Конкуренция означает, что есть и проигравшие. И этот факт в значительной мере объясняет, почему мы, охотно принимая конкуренцию теоретически, нередко ожесточенно сопротивляемся ей на практике. Сразу после окончания колледжа один мой сокурсник стал работать на конгрессмена от штата Мичиган. Моему приятелю не разрешали ездить на работу на его японской машине, тем более оставлять ее на одном из парковочных мест, зарезервированных за его шефом. Этот конгрессмен почти наверняка представится вам приверженцем капитализма. Да, он верит в рынок — но до тех пор, пока японские компании не произведут машины лучше и дешевле американских. В этом случае сотрудник его аппарата, купивший такую машину, будет вынужден добираться до работы поездом. В этом нет ничего нового. Конкуренция всегда чудо как хороша, если касается только других. Во время промышленной революции английские ткачи, жившие в сельской местности, обращались с петициями в парламент и даже сжигали текстильные фабрики, пытаясь предотвратить механизацию. Было бы нам сегодня лучше, если бы ткачи преуспели в своих попытках и мы по-прежнему ткали все ткани вручную?
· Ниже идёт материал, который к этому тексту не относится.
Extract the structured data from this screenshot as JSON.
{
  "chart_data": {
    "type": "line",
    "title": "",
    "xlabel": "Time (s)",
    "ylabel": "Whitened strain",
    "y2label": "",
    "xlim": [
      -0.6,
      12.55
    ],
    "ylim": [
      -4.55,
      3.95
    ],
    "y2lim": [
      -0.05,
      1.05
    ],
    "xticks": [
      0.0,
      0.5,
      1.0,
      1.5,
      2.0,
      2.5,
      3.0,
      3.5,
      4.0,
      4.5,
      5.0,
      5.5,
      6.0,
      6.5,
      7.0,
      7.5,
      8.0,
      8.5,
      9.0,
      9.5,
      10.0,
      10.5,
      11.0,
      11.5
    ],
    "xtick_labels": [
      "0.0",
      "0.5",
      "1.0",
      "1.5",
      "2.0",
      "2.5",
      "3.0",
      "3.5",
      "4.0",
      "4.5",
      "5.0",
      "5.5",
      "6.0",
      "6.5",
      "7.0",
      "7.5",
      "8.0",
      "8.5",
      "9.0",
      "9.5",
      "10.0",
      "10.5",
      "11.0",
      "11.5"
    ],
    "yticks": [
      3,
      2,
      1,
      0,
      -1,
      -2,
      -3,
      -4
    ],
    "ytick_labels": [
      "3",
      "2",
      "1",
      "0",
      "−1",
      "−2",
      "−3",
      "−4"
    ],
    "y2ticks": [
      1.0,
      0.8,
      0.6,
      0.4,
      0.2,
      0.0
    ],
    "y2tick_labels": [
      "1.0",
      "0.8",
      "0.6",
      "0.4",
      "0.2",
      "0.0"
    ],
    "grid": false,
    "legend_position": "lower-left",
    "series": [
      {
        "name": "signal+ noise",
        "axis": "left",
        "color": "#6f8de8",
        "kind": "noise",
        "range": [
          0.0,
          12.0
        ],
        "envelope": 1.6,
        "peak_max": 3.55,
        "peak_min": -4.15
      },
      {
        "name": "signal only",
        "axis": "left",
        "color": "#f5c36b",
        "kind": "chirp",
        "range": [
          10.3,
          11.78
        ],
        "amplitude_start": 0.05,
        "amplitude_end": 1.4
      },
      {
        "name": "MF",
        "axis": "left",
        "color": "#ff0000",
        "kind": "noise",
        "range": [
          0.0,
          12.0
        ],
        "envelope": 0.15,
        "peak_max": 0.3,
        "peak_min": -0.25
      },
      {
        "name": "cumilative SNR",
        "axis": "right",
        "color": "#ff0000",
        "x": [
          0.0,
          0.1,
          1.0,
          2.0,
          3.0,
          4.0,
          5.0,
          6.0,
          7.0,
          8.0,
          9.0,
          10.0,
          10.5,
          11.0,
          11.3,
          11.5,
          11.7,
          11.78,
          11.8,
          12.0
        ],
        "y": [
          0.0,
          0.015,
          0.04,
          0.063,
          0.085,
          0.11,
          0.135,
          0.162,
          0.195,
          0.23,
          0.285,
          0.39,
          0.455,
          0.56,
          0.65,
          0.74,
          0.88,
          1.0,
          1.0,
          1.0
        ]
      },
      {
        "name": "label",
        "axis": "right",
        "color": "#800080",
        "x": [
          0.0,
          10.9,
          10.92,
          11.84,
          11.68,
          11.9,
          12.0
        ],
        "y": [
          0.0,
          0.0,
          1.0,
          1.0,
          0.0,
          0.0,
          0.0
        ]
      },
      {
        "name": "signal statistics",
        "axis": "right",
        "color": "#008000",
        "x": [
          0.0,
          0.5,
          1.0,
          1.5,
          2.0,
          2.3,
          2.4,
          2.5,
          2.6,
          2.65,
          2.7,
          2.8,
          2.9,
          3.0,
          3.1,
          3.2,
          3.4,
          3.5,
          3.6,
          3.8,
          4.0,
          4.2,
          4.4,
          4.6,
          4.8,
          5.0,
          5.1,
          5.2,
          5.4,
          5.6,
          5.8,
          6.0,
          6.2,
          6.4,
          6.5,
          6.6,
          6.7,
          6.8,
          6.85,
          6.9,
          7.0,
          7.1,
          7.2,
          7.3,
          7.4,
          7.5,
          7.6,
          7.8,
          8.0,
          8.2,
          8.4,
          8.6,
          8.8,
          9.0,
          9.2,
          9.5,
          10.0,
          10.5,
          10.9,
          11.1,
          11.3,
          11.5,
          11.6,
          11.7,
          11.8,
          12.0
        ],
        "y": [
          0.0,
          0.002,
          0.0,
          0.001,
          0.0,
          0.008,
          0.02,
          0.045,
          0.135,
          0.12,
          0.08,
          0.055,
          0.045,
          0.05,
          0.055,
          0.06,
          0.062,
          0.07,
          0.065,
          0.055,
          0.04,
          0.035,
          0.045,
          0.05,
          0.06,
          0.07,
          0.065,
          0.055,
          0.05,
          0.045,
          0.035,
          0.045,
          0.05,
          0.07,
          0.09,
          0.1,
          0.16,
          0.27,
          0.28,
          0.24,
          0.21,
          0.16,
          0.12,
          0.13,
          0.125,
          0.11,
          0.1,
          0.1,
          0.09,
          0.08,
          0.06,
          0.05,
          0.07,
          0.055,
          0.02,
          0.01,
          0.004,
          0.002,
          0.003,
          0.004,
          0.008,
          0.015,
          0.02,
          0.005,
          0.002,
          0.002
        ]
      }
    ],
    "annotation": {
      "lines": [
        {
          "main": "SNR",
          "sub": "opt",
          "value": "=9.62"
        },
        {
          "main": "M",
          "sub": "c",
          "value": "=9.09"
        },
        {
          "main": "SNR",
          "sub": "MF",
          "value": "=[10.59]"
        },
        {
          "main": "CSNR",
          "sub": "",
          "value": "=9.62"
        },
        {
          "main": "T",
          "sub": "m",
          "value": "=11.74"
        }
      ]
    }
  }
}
Если вам удалось придумать более совершенную мышеловку и наладить ее производство, потребители проторят дорожку к дверям вашего предприятия, а если вы производите старые мышеловки, то пора начинать увольнять рабочих. Это позволяет объяснить двойственность нашего отношения к глобализации и международной торговле, к безжалостным розничным торговцам вроде Wal-Mart и даже к некоторым технологиям и автоматизации. Конкуренция порождает также некоторые интересные политические альтернативы. Правительство неизбежно сталкивается с требованиями оказать помощь компаниям и отраслям, испытывающим трудности из-за конкуренции, и защитить рабочих таких компаний и отраслей. (При всех наших разговорах о свободных рынках и выживании сильнейших, когда в 1980 г. компания Chrysler Motors оказалась на грани банкротства, правительство США взяло эту компанию на поруки, гарантировав ее займы.) Однако многие меры, сводящие к минимуму страдания, которые причиняет конкуренция, — предоставление финансовой помощи компаниям или создание препятствий к увольнению рабочих — тормозят или пресекают процесс созидательного разрушения. Процитирую моего тренера по футболу, который работал с командой младших курсов: «Не помучаешься — не добьешься».